Humor Magazine

It Would Have Been Kinder If Lear Had Died in Act I Scene i

By Davidduff

King Lear: David Haig at the Theatre Royal Bath, directed (if that's quite the word) by Ms. Lucy Bailey.

Were I unfortunate enough to meet Ms. Bailey I would have one question for her.  No, no, not on her analysis of the Shakespearean metaphysics in the play assuming, and it's a big assumption, that she has one, but a far simpler query: if one was minded to indulge in a bit of buggery would one choose to indulge it inside a telephone box?  I ask because Act I scene ii opens with an old-fashioned telephone box descending on cables from above into which hurries a young man swiftly followed by Edmund, a principal villain in the play, who proceeds to bugger the other man.  Some money changes hands and the young man concerned must have thought it was the easiest money he ever earned because Edmund's er, staying powers were, shall we say, fleeting!  It was the quickest shag I have ever seen and I thought I held the world record!

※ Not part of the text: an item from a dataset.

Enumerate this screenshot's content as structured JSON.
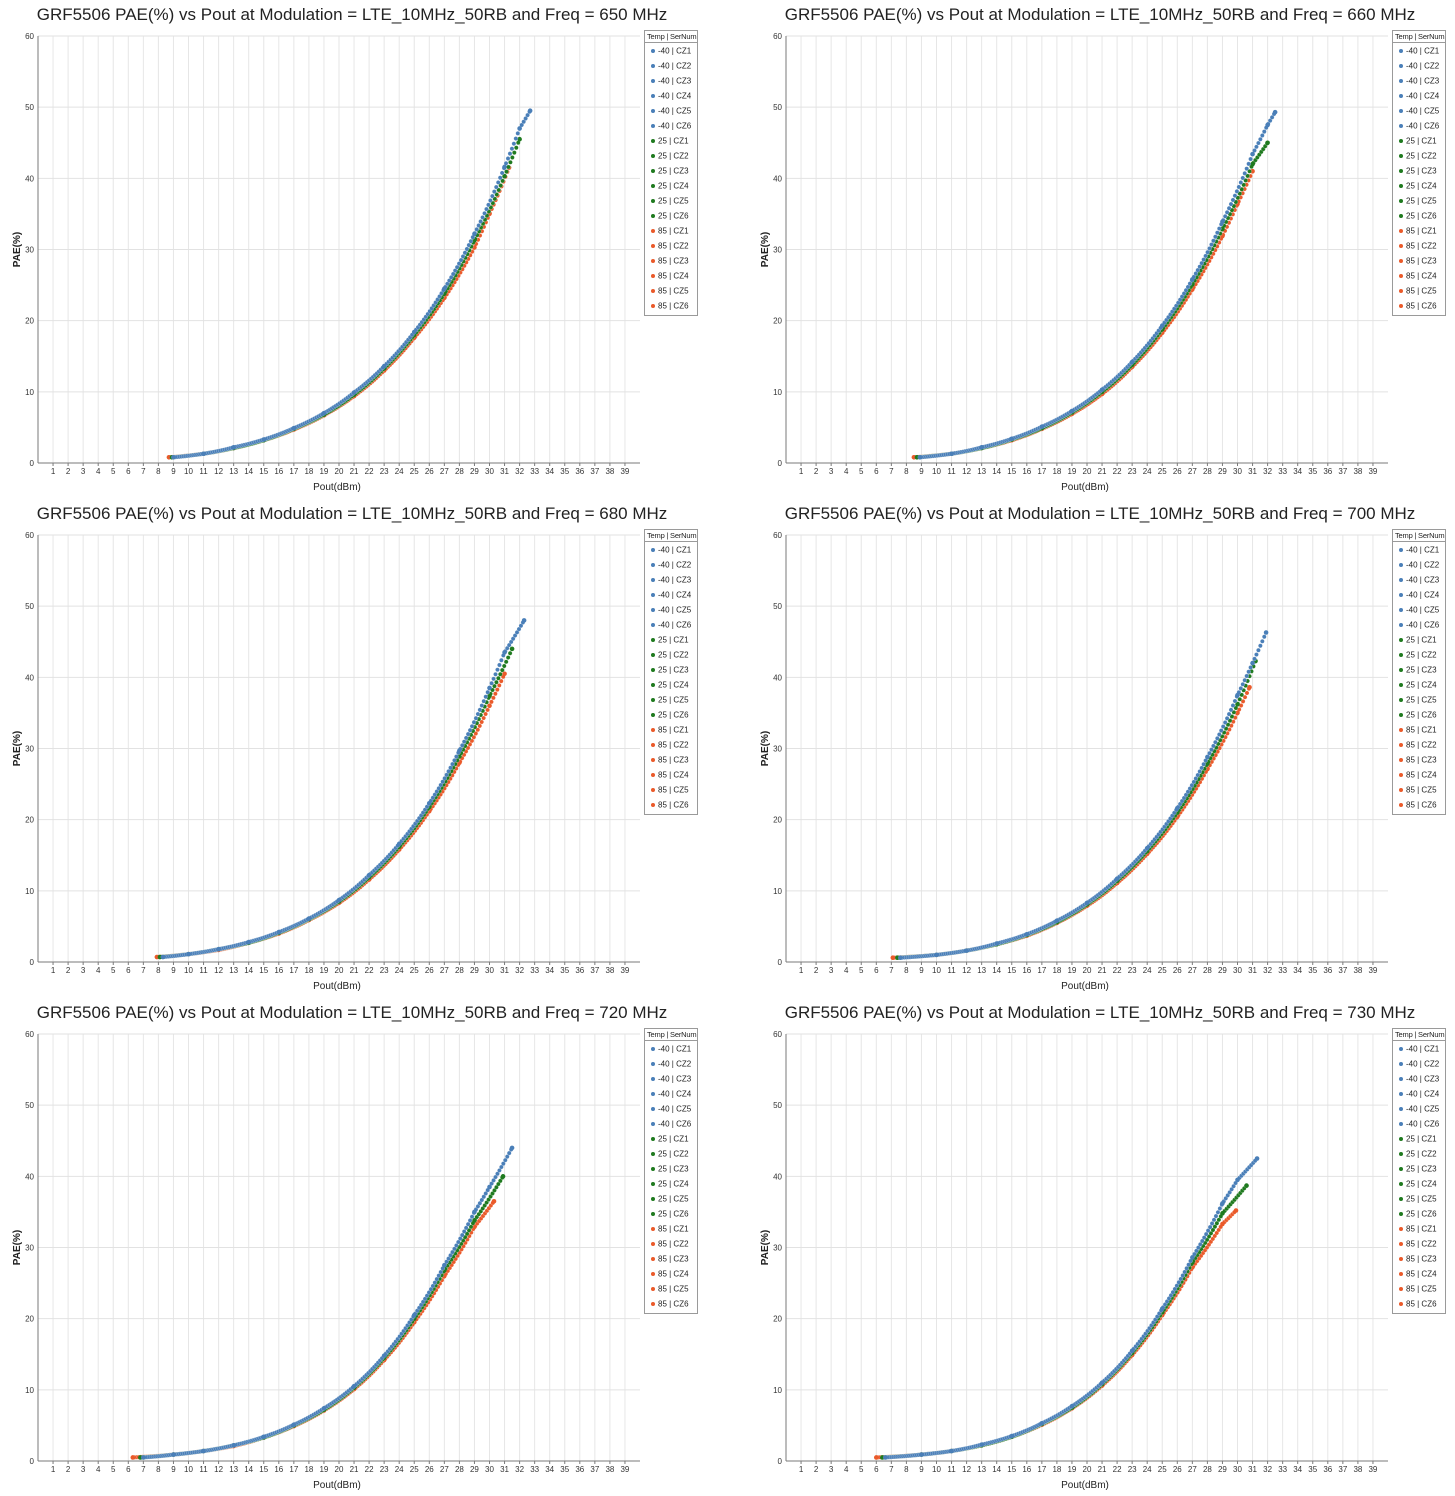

But what, I hear you mutter through clenched teeth, has this to do with King Lear?  And that was exactly what I was asking myself through my clenched teeth as I sat there yesterday watching this unbelievably stupid, pig-ignorant production.  Not only was it the absolutely worst production of King Lear that I have ever seen on stage or on screen, it was the worst production of anything I have ever seen before!  Set, for no apparent reason, in London's East End gangland of the 1950s/'60s, I would rather sit through a thousand episodes of the ghastly TV series EastEnders than watch five minutes of this wanton destruction of a truly great play.

The very essence of a Shakespearean tragic hero is that no matter how he comes across at the beginning, by the end you must feel tremendous pity for him despite his myriad faults and weaknesses.  Well, I certainly felt sorry for David Haig who was playing Lear.  Probably this was his one and only chance to play the greatest of all roles ever written - yes, including that gloomy Dane!  Unfortunately for him he drew a short straw and ended up with Ms. Bailey who, on the basis of this travesty of production, could not direct traffic!

Had Hamlet's dead Dad seen this farce he would have been justified in howling, "Oh, Hamlet, what a falling off was there".  I should say so!  It looked and sounded as though it had fallen off a real cliff, not the imaginary one old, blind Gloucester is tricked into believing is before him.  If you have already bought tickets for this show, give them to an enemy!

Additional:  I notice from the links below that there are two reviews from the national press.  I haven't read them yet but I shall do and I will be fascinated to see what they made of it.

Additional 2:  Well, I've just read them and it is obvious that Charles Spencer should have gone to SpecSavers where they would have provided him with both specs and a hearing aid.  The man is a purblind buffoon!  Michael Billington shifts about uneasily but cannot bring himself to be really rude.